6

Got this class:

class Mass-lb is Mass {
    method new(Rat:D() $value = 1.0) {
        self.bless(
            :abbr('lb'),
            :base_value(453.59237),
            :$value,
        );
    }
}

I have created aliases like this:

class Mass-lbs is Mass-lb { }
class Mass-pound is Mass-lb { }
class Mass-pounds is Mass-lb { }
class Mass-pnds is Mass-lb { }

But I'd prefer to do something like this:

my @lb-syn = < lbs pounds pound pnds >;
for @lb-syn {
    EVAL 'class ::("Mass-$_") is Mass-lb {}';
}

This throws an error:

Name ::("Mass-$_") is not compile-time known, and can not serve as a package name

PHP has a built-in for creating aliases: https://www.php.net/manual/en/function.class-alias.php

I couldn't find anything similar for raku.

2
  • 2
    Those are not aliases. Those are subclasses. Only instances constructed using the subclass constructors are going to be valid instances of the given subclass. Jun 4, 2022 at 22:40
  • 1
    True, but I'm using them as if they are aliases. It's the only way I could find to accomplish it.
    – StevieD
    Jun 4, 2022 at 22:45

2 Answers 2

9

In RakuAST there's a class that you can call to create a new type. But that the RakuAST branch hasn't landed yet.

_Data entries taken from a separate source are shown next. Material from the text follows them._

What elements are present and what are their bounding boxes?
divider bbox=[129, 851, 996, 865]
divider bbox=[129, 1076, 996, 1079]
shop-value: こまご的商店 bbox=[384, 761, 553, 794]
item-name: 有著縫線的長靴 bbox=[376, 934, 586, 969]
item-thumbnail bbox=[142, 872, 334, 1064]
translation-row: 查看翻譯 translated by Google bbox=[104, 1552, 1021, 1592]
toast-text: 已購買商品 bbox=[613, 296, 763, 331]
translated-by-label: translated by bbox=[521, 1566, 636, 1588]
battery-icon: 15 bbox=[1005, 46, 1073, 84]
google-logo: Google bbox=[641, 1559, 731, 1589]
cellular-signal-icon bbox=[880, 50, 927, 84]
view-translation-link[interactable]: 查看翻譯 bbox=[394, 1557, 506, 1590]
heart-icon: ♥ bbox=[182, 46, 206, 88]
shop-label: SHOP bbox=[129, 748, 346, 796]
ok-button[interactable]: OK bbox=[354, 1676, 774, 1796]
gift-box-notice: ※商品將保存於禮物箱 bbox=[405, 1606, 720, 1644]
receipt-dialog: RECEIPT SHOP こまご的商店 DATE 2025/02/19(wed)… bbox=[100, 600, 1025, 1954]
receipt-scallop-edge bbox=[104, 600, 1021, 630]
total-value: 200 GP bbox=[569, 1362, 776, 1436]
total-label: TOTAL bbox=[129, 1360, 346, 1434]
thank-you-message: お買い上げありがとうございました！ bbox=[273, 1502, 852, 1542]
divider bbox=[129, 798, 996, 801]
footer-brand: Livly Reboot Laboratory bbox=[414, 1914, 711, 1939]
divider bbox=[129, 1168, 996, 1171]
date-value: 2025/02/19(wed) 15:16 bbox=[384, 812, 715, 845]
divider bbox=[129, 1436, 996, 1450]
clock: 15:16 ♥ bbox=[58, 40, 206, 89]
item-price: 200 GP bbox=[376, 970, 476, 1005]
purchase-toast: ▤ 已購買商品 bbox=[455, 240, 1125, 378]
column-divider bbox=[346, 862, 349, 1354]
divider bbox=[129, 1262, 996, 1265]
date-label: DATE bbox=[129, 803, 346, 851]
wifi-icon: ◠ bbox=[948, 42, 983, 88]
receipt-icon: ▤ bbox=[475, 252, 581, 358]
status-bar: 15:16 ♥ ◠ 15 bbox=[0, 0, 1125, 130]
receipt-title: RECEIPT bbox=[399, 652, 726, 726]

Until then, your approach using EVAL is valid, you just need to make it a bit simpler:

class Mass-lb { }
BEGIN "constant Mass-$_ = Mass-lb".EVAL
  for <lbs pounds pound pnds>;
my $mlb = Mass-lbs.new;
  1. Make sure the aliases are created at BEGIN time.
  2. No need to subclass, you can use a constant for aliasing.
  3. Since constants are our by default, they're visible outside of the EVAL.
0
2

Alternatively, you could use raku Physics::Unit and Physics::Measure...

use Physics::Unit;
use Physics::Measure :ALL;

# define a new custom Unit
Unit.new( defn => 'lbm', names => <Mass-lb Mass-lbs Mass-pound Mass-pounds Mass-pnds> );

say GetUnit('Mass-lbs').names;      #[Mass-lb Mass-lbs Mass-pound Mass-pounds Mass-pnds]

# use the Unit in a Measure 
my $mass = ♎️'42 Mass-pnds';
say $mass;                          #42Mass-lb
say $mass.^name;                    #(..Mass) ...class name

# convert to another Unit
my $kgm = $mass.in: 'kg';
say $kgm;                           #19.05087954kg

# convert back 
say $kgm.in: 'Mass-pound';          #42Mass-lb

# raku Rats mean that the back conversion is identical
say $kgm cmp $mass;                 #Same

# with % or abs Error
my $mass2 = ♎️'42 Mass-pnds ±3%';
say $mass2;                         #42Mass-lb ±1.26
say $mass2.in: 'kg';                #19.05087954kg ±0.5715263862

More info at github Physics::Unit and Physics::Measure...

3
  • Yeah, saw that. But I wanted to roll my own for fun. I'm rusty an physics, need to get better with Raku, and have some niche use cases (mostly using of molecular weights).
    – StevieD
    Jun 8, 2022 at 1:03
  • 1
    Sorry ... don't want to spoil the Ofun! Actually I chose this as my first module project because it combines a lot of raku concepts (types, Grammars, math function overloads and so on) so the whole area of physical quantities is good raku fodder. Hopefully you are OK leaving this here as it may help to signppost other seekers. There was a also recent convo about molecular weights here. Enjoy!
    – p6steve
    Jun 8, 2022 at 10:49
  • 1
    Oh, yeah. No problem. I'm trying not to look at yours until I'm done. I plan on rolling my own and then comparing it to yours to see where I might improve (or maybe have improved upon yours, if I'm lucky). I'm finding it's a good little project to cut my teeth on. One of those things that seems simple but kind of tricky to write maintainable code especially if you are out of practice with physics/math, like me. Good exercise.